By Sarah Kramer, CMIO, Yuma Regional Medical Center
Sarah Kramer, CMIO, Yuma Regional Medical Center
We’re just over a year away from the 10-year anniversary of Meaningful Use (MU), and its transformative effect on the nation’s health care industry in terms of interoperability, patient engagement, and the standardization of the electronic records taxonomy. Like many physicians in informatics, I was paired up with a project manager who was recruited to be sure that we succeeded for Stage 1. We worked with business owners and quality leaders, and saw this as an opportunity for documenting standard work and otherwise aligning with our overall strategic roadmap. We attested successfully, declared victory, and went back to business as usual.
Then came Stage 2, later modified, and Stage 3. The Physician Quality Reporting System (PQRS) was merged with MU and Value Based Modifier (VBM) via Medicare Access and CHIP Reauthorization Act (MACRA), which enrolled providers in Merit-based Incentive Payment System (MIPS) unless they were part of an Alternative Payment Model (APM) such an Accountable Care Organization (ACO), per the Quality Payment Program (QPP).
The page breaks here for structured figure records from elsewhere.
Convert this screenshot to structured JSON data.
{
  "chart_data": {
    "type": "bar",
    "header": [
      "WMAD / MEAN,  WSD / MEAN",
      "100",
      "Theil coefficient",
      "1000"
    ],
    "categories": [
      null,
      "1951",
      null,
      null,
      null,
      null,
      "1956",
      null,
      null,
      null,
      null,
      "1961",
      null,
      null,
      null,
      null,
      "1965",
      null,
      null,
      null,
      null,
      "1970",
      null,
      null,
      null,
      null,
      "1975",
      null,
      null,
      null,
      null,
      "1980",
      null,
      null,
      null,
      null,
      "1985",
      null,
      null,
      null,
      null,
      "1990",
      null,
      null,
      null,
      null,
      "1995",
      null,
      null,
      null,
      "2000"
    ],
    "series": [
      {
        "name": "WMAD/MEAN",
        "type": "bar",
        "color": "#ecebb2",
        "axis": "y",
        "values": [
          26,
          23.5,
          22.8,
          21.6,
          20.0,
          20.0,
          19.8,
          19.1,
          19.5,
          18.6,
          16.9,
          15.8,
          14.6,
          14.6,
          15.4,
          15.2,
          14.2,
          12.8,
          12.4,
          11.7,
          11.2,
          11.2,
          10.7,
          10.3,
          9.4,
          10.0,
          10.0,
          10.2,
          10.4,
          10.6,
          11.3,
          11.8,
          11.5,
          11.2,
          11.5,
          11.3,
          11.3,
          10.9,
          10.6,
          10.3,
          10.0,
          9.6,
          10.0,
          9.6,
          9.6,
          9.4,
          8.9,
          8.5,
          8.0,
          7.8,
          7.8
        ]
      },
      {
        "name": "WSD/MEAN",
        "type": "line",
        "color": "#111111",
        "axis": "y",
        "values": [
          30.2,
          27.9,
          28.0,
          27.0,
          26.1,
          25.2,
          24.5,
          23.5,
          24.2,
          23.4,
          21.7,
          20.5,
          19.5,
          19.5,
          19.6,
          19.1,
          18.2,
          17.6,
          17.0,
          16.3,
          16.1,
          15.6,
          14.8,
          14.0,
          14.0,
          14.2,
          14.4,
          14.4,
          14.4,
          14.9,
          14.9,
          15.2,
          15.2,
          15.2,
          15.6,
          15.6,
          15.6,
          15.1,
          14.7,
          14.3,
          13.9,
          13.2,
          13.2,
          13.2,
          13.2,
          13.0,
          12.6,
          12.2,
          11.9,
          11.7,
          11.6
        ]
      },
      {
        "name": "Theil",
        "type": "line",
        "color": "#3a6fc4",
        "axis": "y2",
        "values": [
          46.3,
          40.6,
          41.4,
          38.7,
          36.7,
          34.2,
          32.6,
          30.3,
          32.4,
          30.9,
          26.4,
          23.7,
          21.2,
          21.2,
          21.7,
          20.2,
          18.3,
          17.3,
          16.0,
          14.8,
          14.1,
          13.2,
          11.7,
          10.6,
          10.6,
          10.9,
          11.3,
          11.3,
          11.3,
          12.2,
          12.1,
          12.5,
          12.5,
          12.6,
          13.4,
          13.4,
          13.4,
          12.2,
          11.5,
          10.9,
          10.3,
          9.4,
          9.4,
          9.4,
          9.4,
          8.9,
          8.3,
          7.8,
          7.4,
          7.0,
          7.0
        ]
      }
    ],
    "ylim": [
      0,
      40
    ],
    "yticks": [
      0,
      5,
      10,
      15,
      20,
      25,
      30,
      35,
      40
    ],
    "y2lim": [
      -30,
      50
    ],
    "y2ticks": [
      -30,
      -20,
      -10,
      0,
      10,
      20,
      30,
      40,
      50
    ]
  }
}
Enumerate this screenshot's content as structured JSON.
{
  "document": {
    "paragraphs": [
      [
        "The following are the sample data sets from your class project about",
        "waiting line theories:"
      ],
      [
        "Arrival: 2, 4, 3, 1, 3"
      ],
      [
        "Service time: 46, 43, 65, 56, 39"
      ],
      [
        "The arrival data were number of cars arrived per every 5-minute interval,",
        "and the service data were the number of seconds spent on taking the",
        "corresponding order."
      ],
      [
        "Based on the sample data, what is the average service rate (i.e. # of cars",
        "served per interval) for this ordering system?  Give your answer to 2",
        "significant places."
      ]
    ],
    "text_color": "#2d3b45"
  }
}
For the hospitals, traditional core measures began to be transitioned to Inpatient Quality Measures (IQR). We optimize Computerized Provider Order Entry (CPOE) and plan for Electronic Prescribing of Controlled Substances (EPCS). To improve adherence with radiology utilization, we implement Appropriate Use Criteria (AUC) decision support software.
Webinars are attended and we learn about proposed rules and how to comment on them before they were finalized. It became an inside joke that we were in charge of complying with an “alphabet soup” of regulations and informatics initiatives. Over time, the role of the project manager changed. We struggled with titles. It became more of a program than a project. It involved quality measures, but was not “Quality.” Established project management requires skills such as Agile because of a baseline need, but since so much of the troubleshooting and dependencies depended upon the Office of the National Coordinator (ONC) “certified” Electronic Health Record (EHR), a generic Project Management Professional (PMP)-certified project manager would no longer do. There appeared to be a new sort of discipline that required a thorough understanding of the capabilities and build options of the incumbent EHR, but also the ability to interpret, guide, document and audit how the EHR had been deployed.
The main differentiator between a health system Regulatory Informatics manager compared to its pharmaceutical cousin, is the client-facing aspect
A few months ago, in an effort to clarify but also generalize the title of our project manager position, we settled on “Regulatory Informatics”.
If there are other titles and descriptors out there that are superior, it’s time to get these into circulation. The closest thing I could find is “Regulatory Information Management” that is used by the pharmaceutical industry. This has different roots and structure than the program management needed by informatics teams, yet has important similarities. One is the assumption that regulatory requirements are not going away. The other is its emphasis on documenting decision, interpretations of applicable law, and archiving documentation for future audits.
The main differentiator between a health system Regulatory Informatics manager compared to its pharmaceutical cousin, is the client-facing aspect. Like many health systems, we support a number of different customers, including independent practitioners, practice managers, hospital quality, and compliance teams, etc. Each of these audiences requires role-specific guidance presented in a concise, trustworthy form. They are all busy and rely on the Regulatory Informatics lead to give them what they need to know, on their timelines. There are also government representatives or proxies that will need clarification of reports, mostly with regard to how patients were included or excluded from various measures.
Core skills for this role seem to include the following:
1. Translational communication: being able to take arcane information and synthesize it into written, visual, and spoken media depending on the needs of the audience. Good listening skills are often a must, since the various constituents often use very different words in their requests.
2. Project and program management skills, including the ability to decipher upcoming regulatory needs and use this to forecast capital and operating budgets, skills composition and hours needed for execution of any software configuration needed.
3. A strong technical background is critical. Regulatory Informatics is a discipline that demands understanding of interoperability standards, including application programming interfaces (APIs), HL7, LOINC, SNOMED, etc. It typically requires technical coordination with state and federal agencies, testing of data file uploads, and cooperative arrangements with other health systems to test information exchanges. The most successful individuals I’ve recruited to such a role had application certification from our EHR vendor, Epic.
Although legal and compliance training may be of benefit, it may also be a stumbling block, so as to avoid the temptation of absorbing too much interpretive power into this role. It is operational leaders who should maintain final decisional authority as to how to respond to and comply with regulatory demands of the EHR.
The breadth and pace of regulatory change is not likely to go away, and interoperability, transparency and utilization management are integral to our ability to afford to deliver interventional and preventive health care to our aging yet tech-savvy population. We need capable individuals acting as aggregators and leaders of these efforts. We might as well give it a name.